O ser humano caracteriza-se por ser relutante em aceitar as inovações que têm surgido ao longo dos tempos. Em todas as situações inovadoras que possam implicar aquisições de novos conhecimentos e mudanças na rotina normal de um cidadão, criam na sociedade dois grupos diferentes, os que apoiam essa inovação e os que se opõe a ela. Wartella e Jennings (2000) escreveram um artigo em que refletem sobre estas oposições de argumentos, tendo como foco os diferentes recursos que têm vindo a surgir ao longo dos tempos, desde a rádio, à televisão terminando no computador e na Internet. Debruçámo-nos sobre este artigo para confirmar uma linha de relutância que sempre tem existido ao longo dos tempos por diferentes frações da sociedade sobre os novos recursos, não podendo ser excluída a utilização das TIC e o acesso à Internet em contexto escolar. Ao referirmo-nos ao contexto escolar temos que obrigatoriamente refletir sobre todos os seus parceiros, onde se incluem os alunos e os professores. Estas autoras sublinham que os opositores a este uso reagem com argumentos sobre os

extensos períodos que as crianças passam ao computador e a possibilidade de estarem expostos a conteúdos inapropriados. Os preponentes defendem todas as possibilidades que os recursos tecnológicos podem proporcionar, como por exemplo, as diferentes formas de comunicar entre pares, a interatividade, o desenvolvimento da capacidade de tomar decisões e de tantas outras capacidades cognitivas.

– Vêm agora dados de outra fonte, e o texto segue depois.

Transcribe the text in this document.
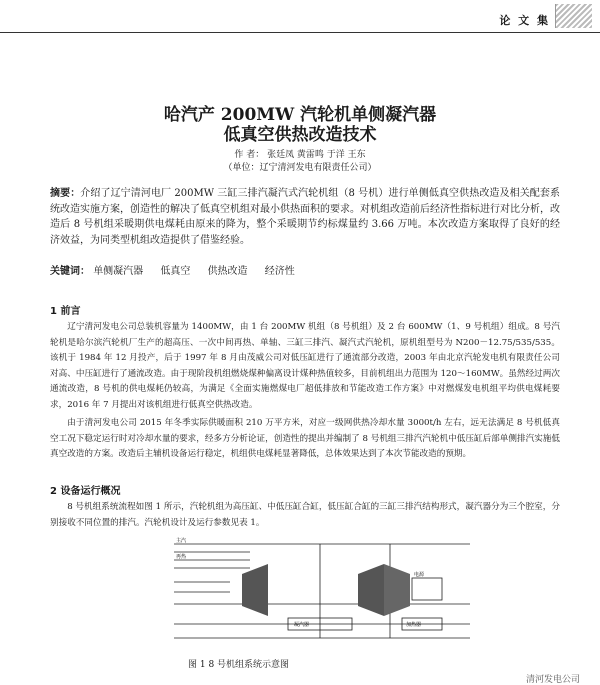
论 文 集
哈汽产 200MW 汽轮机单侧凝汽器
低真空供热改造技术
作 者： 张廷凤 黄雷鸣 于洋 王东
（单位：辽宁清河发电有限责任公司）
摘要：介绍了辽宁清河电厂 200MW 三缸三排汽凝汽式汽轮机组（8 号机）进行单侧低真空供热改造及相关配套系统改造实施方案，创造性的解决了低真空机组对最小供热面积的要求。对机组改造前后经济性指标进行对比分析，改造后 8 号机组采暖期供电煤耗由原来的降为，整个采暖期节约标煤量约 3.66 万吨。本次改造方案取得了良好的经济效益，为同类型机组改造提供了借鉴经验。
关键词： 单侧凝汽器 低真空 供热改造 经济性
1 前言

辽宁清河发电公司总装机容量为 1400MW，由 1 台 200MW 机组（8 号机组）及 2 台 600MW（1、9 号机组）组成。8 号汽轮机是哈尔滨汽轮机厂生产的超高压、一次中间再热、单轴、三缸三排汽、凝汽式汽轮机，原机组型号为 N200－12.75/535/535。该机于 1984 年 12 月投产，后于 1997 年 8 月由茂威公司对低压缸进行了通流部分改造，2003 年由北京汽轮发电机有限责任公司对高、中压缸进行了通流改造。由于现阶段机组燃烧煤种偏离设计煤种热值较多，目前机组出力范围为 120～160MW。虽然经过两次通流改造，8 号机的供电煤耗仍较高，为满足《全面实施燃煤电厂超低排放和节能改造工作方案》中对燃煤发电机组平均供电煤耗要求，2016 年 7 月提出对该机组进行低真空供热改造。

由于清河发电公司 2015 年冬季实际供暖面积 210 万平方米，对应一级网供热冷却水量 3000t/h 左右，远无法满足 8 号机低真空工况下稳定运行时对冷却水量的要求，经多方分析论证，创造性的提出并编制了 8 号机组三排汽汽轮机中低压缸后部单侧排汽实施低真空改造的方案。改造后主辅机设备运行稳定，机组供电煤耗显著降低，总体效果达到了本次节能改造的预期。

2 设备运行概况

8 号机组系统流程如图 1 所示，汽轮机组为高压缸、中低压缸合缸，低压缸合缸的三缸三排汽结构形式，凝汽器分为三个腔室，分别接收不同位置的排汽。汽轮机设计及运行参数见表 1。

主汽
再热
电源
凝汽器	加热器
图 1 8 号机组系统示意图
清河发电公司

O papel de preponentes deveria ser atribuído a todos aqueles que de um modo ou de outro ajudam as escolas a atualizar ações e atitudes. As mudanças são na maior parte das vezes encaradas como um obstáculo negativo e, por isso, os progressos têm também eles a tendência de se caracterizarem por alguma lentidão. Com base numa análise mais global e pormenorizada do panorama educativo português e da sua relação com as TIC, encontraremos vários nichos que persistem em mudar e inovar. Nichos esses que são constituídos por docentes “entusiastas que aceitam despender um tempo considerável neste tipo de experimentações” (Comissão das Comunidades Europeias, 2000, p.9-10). Contudo, as mudanças têm de fazer sentido para todos, sendo certo que se deverão ter em conta as necessidades sentidas, os diferentes contextos que definem essas necessidades, os interesses dos diferentes intervenientes, as culturas e comunidades, o tempo que será necessário despender para investir nestes projetos e a tomada de decisão por todos os intervenientes, ou pelo menos, por representantes dos mesmos, para que as medidas sejam efetivamente sentidas como próprias e assim mais facilmente assumidas.

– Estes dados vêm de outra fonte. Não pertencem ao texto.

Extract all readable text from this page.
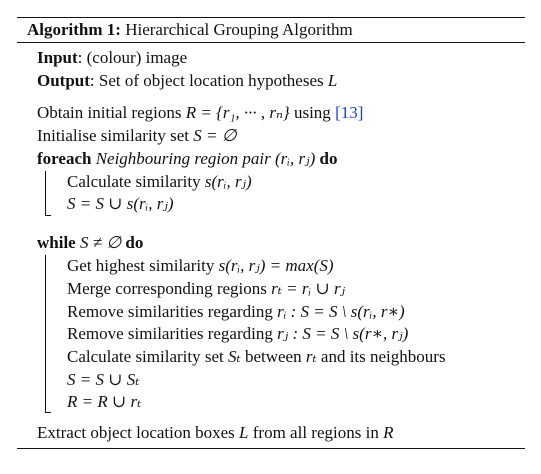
Algorithm 1: Hierarchical Grouping Algorithm
Input: (colour) image
Output: Set of object location hypotheses L
Obtain initial regions R = {r₁, ··· , rₙ} using [13]
Initialise similarity set S = ∅
foreach Neighbouring region pair (rᵢ, rⱼ) do
Calculate similarity s(rᵢ, rⱼ)
S = S ∪ s(rᵢ, rⱼ)
while S ≠ ∅ do
Get highest similarity s(rᵢ, rⱼ) = max(S)
Merge corresponding regions rₜ = rᵢ ∪ rⱼ
Remove similarities regarding rᵢ : S = S \ s(rᵢ, r∗)
Remove similarities regarding rⱼ : S = S \ s(r∗, rⱼ)
Calculate similarity set Sₜ between rₜ and its neighbours
S = S ∪ Sₜ
R = R ∪ rₜ
Extract object location boxes L from all regions in R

Encontramos no panorama português decisões no sector educativo que têm por base os números da economia, o que origina uma dependência deste sector do voluntariado e da “carolice” de muitos “residentes” ou “imigrantes digitais” fazendo depender as ações criativas e ativas para com as TIC, não das decisões ou verbas estatais definidas com objetivos precisos neste domínio, mas sim de muito voluntariado e pouco reconhecimento da necessidade de usar e implementar as TIC no dia-a-dia de uma escola.